- Author:
Ajit SOOD
1
;
Ramit MAHAJAN
;
Arshdeep SINGH
;
Vandana MIDHA
;
Varun MEHTA
Author Information
- Publication Type:Perspective
- From:Intestinal Research 2022;20(3):297-302
- CountryRepublic of Korea
- Language:English
- Abstract: The timing of colonoscopy in patients with active ulcerative colitis (UC) lacks coherence. The published guidelines and recommendations advocate time-bound colonoscopy in patients with active UC to assess for mucosal healing. However, the practice of performing colonoscopies at fixed time frames lacks reasoning. The time to achieve mucosal healing in UC is not uniform across the patient populations and is influenced by the disease severity and efficacy and time to therapeutic response of the drugs being used.

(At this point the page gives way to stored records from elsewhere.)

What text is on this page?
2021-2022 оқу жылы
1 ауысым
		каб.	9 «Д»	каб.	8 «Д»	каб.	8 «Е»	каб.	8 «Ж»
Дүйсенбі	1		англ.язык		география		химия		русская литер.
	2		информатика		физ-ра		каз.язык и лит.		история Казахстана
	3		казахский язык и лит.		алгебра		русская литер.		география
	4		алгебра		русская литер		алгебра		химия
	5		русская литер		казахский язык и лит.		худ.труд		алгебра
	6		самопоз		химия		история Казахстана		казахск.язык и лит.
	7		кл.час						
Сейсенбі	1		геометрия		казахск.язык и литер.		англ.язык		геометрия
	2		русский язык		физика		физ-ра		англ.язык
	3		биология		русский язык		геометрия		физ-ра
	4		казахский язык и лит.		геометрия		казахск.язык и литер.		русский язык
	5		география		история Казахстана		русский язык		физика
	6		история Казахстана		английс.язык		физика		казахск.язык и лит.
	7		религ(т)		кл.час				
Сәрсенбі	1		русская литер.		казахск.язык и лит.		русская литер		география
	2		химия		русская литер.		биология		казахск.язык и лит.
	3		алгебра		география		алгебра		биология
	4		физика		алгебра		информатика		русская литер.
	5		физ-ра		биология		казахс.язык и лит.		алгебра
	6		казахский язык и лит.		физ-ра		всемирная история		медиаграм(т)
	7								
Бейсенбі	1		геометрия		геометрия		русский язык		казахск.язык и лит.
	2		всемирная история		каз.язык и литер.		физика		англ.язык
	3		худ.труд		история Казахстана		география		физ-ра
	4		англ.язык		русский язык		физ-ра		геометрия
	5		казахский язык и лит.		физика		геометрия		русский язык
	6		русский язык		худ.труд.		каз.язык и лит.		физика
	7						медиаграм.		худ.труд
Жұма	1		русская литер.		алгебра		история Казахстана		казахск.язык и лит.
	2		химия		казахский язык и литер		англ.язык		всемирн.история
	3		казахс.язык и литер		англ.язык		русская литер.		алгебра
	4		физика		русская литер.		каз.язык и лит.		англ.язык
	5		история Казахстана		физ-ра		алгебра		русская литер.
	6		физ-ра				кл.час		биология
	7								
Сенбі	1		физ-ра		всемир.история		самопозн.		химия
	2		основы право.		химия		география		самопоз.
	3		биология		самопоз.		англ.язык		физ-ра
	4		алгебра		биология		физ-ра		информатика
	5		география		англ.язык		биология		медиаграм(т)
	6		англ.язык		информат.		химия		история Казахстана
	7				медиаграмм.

Additionally, with the availability of sensitive noninvasive inflammatory biomarkers such as fecal calprotectin, that parallel the disease activity and correlate with mucosal healing, the notion of performing colonoscopy at fixed intervals sounds unjustifiable. The authors express their view that a response-guided colonoscopy (driven by normalization of clinical symptoms and inflammatory biomarkers), rather than a time-bound colonoscopy, would be more logical, apart from being cost-effective and patient-friendly.